Manager: Professor Marjolaine MONOT-FOULETIER
Permanent members: Dr Marion BRIATTA, Dr Marie BUI-LETURCQ, Professor Michel CANNARSA, Dr Carine COPAIN, Dr Sandrine CURSOUX-BRUYÈRE, Dr Tristan GIRARD GAYMARD, Dr Camille KUREK, Professor Roger KOUDE, Dr Frédérique LONGÈRE, Dr Djoleen MOYA, Dr Louis-Daniel MUKA TSHIBENDE, Dr Marc OLLIVIER, Dr Alexandre PALANCO, Dr Cécile PELLEGRINI, Dr Carole PETIT, Dr Yann SACCUCCI, , Dr Aude THEVAND, Dr Emmanuel DE VAUJANY, Dr. Flora VERN, Professor Franck VIOLET, Dr Noam ZAMIR
Fellow members: Professor Pascale BOUCAUD (Honorary Professor of UCLy), Dr Iony RANDRIANIRINA (Université de Lorraine), Dr Giulia TERLIZZI (Università degli Studi di Torino)
Disciplines involved: Private Law and Criminal Sciences, Public Law, History of Law, Political Sciences
Topic and goals
This group brings researchers working on legal, political and social sciences together to give a multidisciplinary dimension to the research undertaken and enable researchers to compare and make use of the complementarity of different methods applied to complex subjects.
The group’s originality lies in the use of observational research (work on vulnerability - incarcerated women and
law on foreign nationals in particular) based on our courses, research that is both experimental and foresightbased (legal clinics looking at law on new technologies and environmental law) and pure research (based on the development of seminar and/or lecture series ending with a symposium then edited publications, for example in international business and investment law).
It can also be seen in the international dimension to the research, through an extensive network of partnerships with foreign universities. The research and events related to business law have mostly been done in English in order to give them a fully international dimension in terms of contributions (foreign academics and practitioners) and dissemination (publication in European journals and by international publishers such as Cambridge University Press).

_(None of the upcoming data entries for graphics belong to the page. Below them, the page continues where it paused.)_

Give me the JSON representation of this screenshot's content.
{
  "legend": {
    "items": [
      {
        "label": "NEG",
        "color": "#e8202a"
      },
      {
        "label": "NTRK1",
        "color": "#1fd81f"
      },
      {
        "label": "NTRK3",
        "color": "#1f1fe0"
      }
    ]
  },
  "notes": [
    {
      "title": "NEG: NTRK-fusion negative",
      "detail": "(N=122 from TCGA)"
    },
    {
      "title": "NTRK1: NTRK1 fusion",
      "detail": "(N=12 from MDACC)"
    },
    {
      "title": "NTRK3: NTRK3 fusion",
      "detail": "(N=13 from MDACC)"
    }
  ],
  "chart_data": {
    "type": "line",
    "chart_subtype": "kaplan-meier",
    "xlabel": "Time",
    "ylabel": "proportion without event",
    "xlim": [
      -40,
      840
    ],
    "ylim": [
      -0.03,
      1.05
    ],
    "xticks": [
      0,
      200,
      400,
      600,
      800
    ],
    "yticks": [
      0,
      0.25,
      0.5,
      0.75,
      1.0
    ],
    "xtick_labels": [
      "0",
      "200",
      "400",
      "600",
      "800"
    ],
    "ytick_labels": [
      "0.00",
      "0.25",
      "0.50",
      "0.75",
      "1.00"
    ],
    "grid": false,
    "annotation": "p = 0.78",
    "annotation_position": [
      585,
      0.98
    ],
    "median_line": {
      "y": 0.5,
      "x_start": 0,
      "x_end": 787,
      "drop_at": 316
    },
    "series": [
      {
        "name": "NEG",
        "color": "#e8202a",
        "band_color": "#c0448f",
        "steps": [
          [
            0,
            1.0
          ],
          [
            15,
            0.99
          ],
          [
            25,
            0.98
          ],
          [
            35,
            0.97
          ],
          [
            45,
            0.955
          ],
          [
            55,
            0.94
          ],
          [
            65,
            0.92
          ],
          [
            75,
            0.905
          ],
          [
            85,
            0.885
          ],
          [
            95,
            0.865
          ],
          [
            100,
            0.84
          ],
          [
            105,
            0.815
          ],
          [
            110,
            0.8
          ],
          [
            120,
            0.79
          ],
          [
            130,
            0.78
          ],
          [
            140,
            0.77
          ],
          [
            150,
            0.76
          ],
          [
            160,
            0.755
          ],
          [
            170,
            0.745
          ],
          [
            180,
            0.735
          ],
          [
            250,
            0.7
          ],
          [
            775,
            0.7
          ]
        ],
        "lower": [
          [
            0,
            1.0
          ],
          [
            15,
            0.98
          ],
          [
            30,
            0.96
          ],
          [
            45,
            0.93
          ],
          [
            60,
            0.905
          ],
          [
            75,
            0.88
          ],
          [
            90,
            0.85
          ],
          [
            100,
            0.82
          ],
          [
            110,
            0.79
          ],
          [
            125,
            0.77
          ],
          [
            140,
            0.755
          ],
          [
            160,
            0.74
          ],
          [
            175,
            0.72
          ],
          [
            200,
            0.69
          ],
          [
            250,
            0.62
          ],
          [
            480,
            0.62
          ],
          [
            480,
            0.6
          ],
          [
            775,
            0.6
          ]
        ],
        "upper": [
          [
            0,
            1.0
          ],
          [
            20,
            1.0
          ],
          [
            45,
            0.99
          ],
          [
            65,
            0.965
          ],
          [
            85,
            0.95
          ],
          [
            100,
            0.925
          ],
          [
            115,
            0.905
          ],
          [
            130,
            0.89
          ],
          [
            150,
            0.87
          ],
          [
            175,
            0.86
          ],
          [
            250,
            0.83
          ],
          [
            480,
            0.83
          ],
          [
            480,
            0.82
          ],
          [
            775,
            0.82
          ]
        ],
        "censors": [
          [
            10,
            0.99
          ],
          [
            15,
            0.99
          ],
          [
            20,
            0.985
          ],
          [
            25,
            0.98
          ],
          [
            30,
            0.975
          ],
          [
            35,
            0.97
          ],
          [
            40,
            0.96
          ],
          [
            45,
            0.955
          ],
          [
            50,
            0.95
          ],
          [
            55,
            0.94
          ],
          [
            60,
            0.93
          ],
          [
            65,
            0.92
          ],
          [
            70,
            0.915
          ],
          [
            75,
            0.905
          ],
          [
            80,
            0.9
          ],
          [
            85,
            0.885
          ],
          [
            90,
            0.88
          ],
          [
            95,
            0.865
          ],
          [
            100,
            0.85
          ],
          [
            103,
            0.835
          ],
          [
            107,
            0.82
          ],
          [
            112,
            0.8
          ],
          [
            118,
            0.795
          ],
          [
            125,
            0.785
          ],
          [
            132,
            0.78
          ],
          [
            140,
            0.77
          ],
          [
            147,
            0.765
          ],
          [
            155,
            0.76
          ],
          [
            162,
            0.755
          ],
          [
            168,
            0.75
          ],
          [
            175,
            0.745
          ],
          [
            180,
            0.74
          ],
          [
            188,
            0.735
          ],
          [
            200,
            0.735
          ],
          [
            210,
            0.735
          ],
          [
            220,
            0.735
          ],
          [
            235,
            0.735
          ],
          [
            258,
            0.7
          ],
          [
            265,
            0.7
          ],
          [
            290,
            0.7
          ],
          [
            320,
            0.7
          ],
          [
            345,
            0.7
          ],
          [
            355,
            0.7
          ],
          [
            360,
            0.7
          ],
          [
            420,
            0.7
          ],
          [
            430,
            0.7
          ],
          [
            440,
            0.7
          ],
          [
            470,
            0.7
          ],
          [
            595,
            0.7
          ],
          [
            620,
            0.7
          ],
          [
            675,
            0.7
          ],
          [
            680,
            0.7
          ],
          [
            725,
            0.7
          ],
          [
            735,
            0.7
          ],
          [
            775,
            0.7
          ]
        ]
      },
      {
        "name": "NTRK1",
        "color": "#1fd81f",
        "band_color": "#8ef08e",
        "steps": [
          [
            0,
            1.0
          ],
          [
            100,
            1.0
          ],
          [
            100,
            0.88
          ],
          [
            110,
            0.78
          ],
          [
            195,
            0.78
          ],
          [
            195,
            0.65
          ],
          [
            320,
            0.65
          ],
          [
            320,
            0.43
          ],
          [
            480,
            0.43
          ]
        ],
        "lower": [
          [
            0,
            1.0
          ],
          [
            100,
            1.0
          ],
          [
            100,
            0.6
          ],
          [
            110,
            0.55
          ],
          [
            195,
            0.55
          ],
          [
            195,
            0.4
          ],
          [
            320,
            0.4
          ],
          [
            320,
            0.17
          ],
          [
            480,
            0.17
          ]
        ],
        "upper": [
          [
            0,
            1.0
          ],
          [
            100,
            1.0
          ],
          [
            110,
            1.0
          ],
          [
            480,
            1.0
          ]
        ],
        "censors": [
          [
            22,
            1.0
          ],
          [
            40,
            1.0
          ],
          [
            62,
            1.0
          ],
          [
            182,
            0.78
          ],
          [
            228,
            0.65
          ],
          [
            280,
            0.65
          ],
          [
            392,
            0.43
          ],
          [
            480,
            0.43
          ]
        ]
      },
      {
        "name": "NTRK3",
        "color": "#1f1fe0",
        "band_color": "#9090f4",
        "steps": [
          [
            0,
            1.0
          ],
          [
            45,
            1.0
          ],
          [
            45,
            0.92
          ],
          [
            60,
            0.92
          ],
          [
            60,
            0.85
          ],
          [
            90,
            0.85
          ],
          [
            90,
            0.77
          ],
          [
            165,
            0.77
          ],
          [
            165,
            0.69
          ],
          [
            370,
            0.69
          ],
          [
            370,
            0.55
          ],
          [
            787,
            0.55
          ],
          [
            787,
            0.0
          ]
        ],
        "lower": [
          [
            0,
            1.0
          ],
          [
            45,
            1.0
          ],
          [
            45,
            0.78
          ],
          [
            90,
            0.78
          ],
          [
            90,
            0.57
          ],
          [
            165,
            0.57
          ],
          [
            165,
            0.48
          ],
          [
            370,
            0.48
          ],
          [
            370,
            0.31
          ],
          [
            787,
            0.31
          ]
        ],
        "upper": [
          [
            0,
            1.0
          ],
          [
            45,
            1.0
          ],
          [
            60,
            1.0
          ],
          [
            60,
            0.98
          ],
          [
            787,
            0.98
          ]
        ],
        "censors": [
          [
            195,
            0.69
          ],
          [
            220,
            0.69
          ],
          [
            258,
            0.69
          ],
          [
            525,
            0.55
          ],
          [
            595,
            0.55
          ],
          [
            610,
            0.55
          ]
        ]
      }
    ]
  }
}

Flagship project for 2020-2025
‘Changes and regulations’
Law being both a product and a driver of changes, it seems appropriate to analyse how the relationships
between law and changes raise essential political, social and economic considerations and, at the same time, bring risks of crisis and hope for progress.
One aspect will be engaging in a critical analysis to draw up a list of changes and put them into context, a cross-disciplinary context where appropriate, in order to reveal the existence or absence of cross-over and/or consistency of the phenomena observed, beyond their mere definition for example. This complex operation will involve identifying cross-disciplinary themes (the role of judges, elected representatives and individual will, the weakening of individual rights, etc.), drafting assessment criteria for the expected changes and formulating a method for examining these changes. This critical analysis is intended to lead to identification of the trends and conditions governing the combination ‘changes and law'.